Laisa Stroher, Ana Akaishi, Guido Ottero, Celso Carvalho, Francisco Comaru, Toni Zagato, Paula Santoro*
Na última sexta-feira, dia 09 de setembro, o Ministério Público ajuizou ação pedindo a suspensão de todos os Projetos de Intervenção Urbana – PIUs na cidade de São Paulo, enquanto não termina a revisão do Plano Diretor Estratégico de 2014. Além deste, muitos são os imbróglios jurídicos em torno deles, como a exigência de elaboração de Estudos de Impacto Ambiental prévio, a aprovação de transformações urbanas sem leituras do quadro de necessidades habitacionais, entre tantas outras. Mas nesta publicação queremos discutir uma premissa equivocada que tem sido o ponto de partida para o desenho destas políticas de transformação urbana. Via de regra elas têm como principal motor da transformação um estímulo à produção imobiliária, sem partir dos desafios e também da riqueza social, cultural, arquitetônica e ambiental existente nos territórios onde incidem.
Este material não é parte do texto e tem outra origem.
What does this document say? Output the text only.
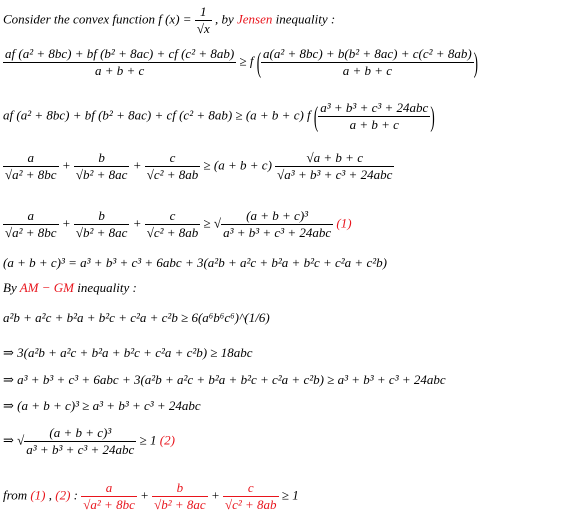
Consider the convex function f $(x) = \frac{1}{√x}$ , by Jensen inequality :
$\frac{\text{af (a² + 8bc) + bf (b² + 8ac) + cf (c² + 8ab)}}{a + b + c} \ge f$ ( $\frac{\text{a(a² + 8bc) + b(b² + 8ac) + c(c² + 8ab)}}{a + b + c}$ )
af (a² + 8bc) + bf (b² + 8ac) + cf (c² + 8ab) ≥ (a + b + c) f ( $\frac{\text{a³ + b³ + c³ + 24abc}}{a + b + c}$ )
$\frac{a}{\text{√a² + 8bc}} + \frac{b}{\text{√b² + 8ac}} + \frac{c}{\text{√c² + 8ab}} \ge (a + b + c) \frac{√a + b + c}{\text{√a³ + b³ + c³ + 24abc}}$
$\frac{a}{\text{√a² + 8bc}} + \frac{b}{\text{√b² + 8ac}} + \frac{c}{\text{√c² + 8ab}}$ ≥ √ $\frac{\text{(a + b + c)³}}{\text{a³ + b³ + c³ + 24abc}} (1)$
(a + b + c)³ = a³ + b³ + c³ + 6abc + 3(a²b + a²c + b²a + b²c + c²a + c²b)
By AM − GM inequality :
a²b + a²c + b²a + b²c + c²a + c²b ≥ 6(a⁶b⁶c⁶)^(1/6)
⇒ 3(a²b + a²c + b²a + b²c + c²a + c²b) ≥ 18abc
⇒ a³ + b³ + c³ + 6abc + 3(a²b + a²c + b²a + b²c + c²a + c²b) ≥ a³ + b³ + c³ + 24abc
⇒ (a + b + c)³ ≥ a³ + b³ + c³ + 24abc
⇒ √ $\frac{\text{(a + b + c)³}}{\text{a³ + b³ + c³ + 24abc}} \ge 1$ (2)
from (1) , (2) : $\frac{a}{\text{√a² + 8bc}} + \frac{b}{\text{√b² + 8ac}} + \frac{c}{\text{√c² + 8ab}} \ge 1$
Não está sendo diferente com o Projeto de Intervenção Urbana – Setor Central (PIU-SCE), instituído pelo Projeto de Lei nº 712/2020, aprovado pela Câmara Municipal no final de agosto, que aguarda sanção do prefeito Ricardo Nunes. Nesse texto vamos discutir como o PIU ampliou privilégios imobiliários, aprofundando questões que apresentamos anteriormente aqui. Nos próximos, vamos debater a falta de uma política para enfrentar o quadro de necessidades habitacionais e o patrimônio histórico.
O Centro tem dinâmica imobiliária, e está crescendo em população
Desde que deixou de ser o espaço de moradia da elite paulistana nos anos 1980, o Centro de São Paulo se popularizou, abrigando pessoas de menor renda, imigrantes de várias nacionalidades, acolhendo espaços de moradia, trabalho e sociabilidade para estas populações, inclusive para grupos LGBTQIA+ e populações não brancas. Há pelo menos uma década, no entanto, já se observa um retorno de uma classe média branca ao Centro, acompanhado de um aumento da densidade populacional e da dinâmica imobiliária nas suas bordas. O PIU é mais um projeto que visa transformação via produção imobiliária, que entrega bens públicos para estimular a continuidade da produção de edifícios verticais para classe média e alta, relegando e ameaçando grupos sociais que hoje moram e trabalham no Centro, além do patrimônio cultural e ambiental que trazem vida e identidade ao território.
Já era uma zona de privilégio para o complexo imobiliário-financeiro viabilizada pela Operação Urbana Centro
Para as construtoras realizarem prédios cuja área construída seja maior que o tamanho do seu terreno, o Plano Diretor Estratégico de 2014 definiu que é necessário pagar uma contrapartida – a outorga onerosa do direito de construir – que deveria ser usada para melhorar as condições dos bairros, e ao mesmo tempo atender às novas demandas com a chegada de novos moradores. O Centro ficou fora dessa regra, pois era regido por outra lei, a da Operação Urbana Centro de 1997, que previa regras especiais como a gratuidade dessa contrapartida para os empreendimentos residenciais. A isenção, quando concebida, tinha sentido: atrair moradores e o mercado imobiliário para um Centro que estava esvaziado. Mas isso mudou. Já existe dinâmica imobiliária que está valorizando a região, e o poder público continua dando estímulos ao mercado, o que vinha sendo criticado pela Comissão Executiva da Operação Urbana.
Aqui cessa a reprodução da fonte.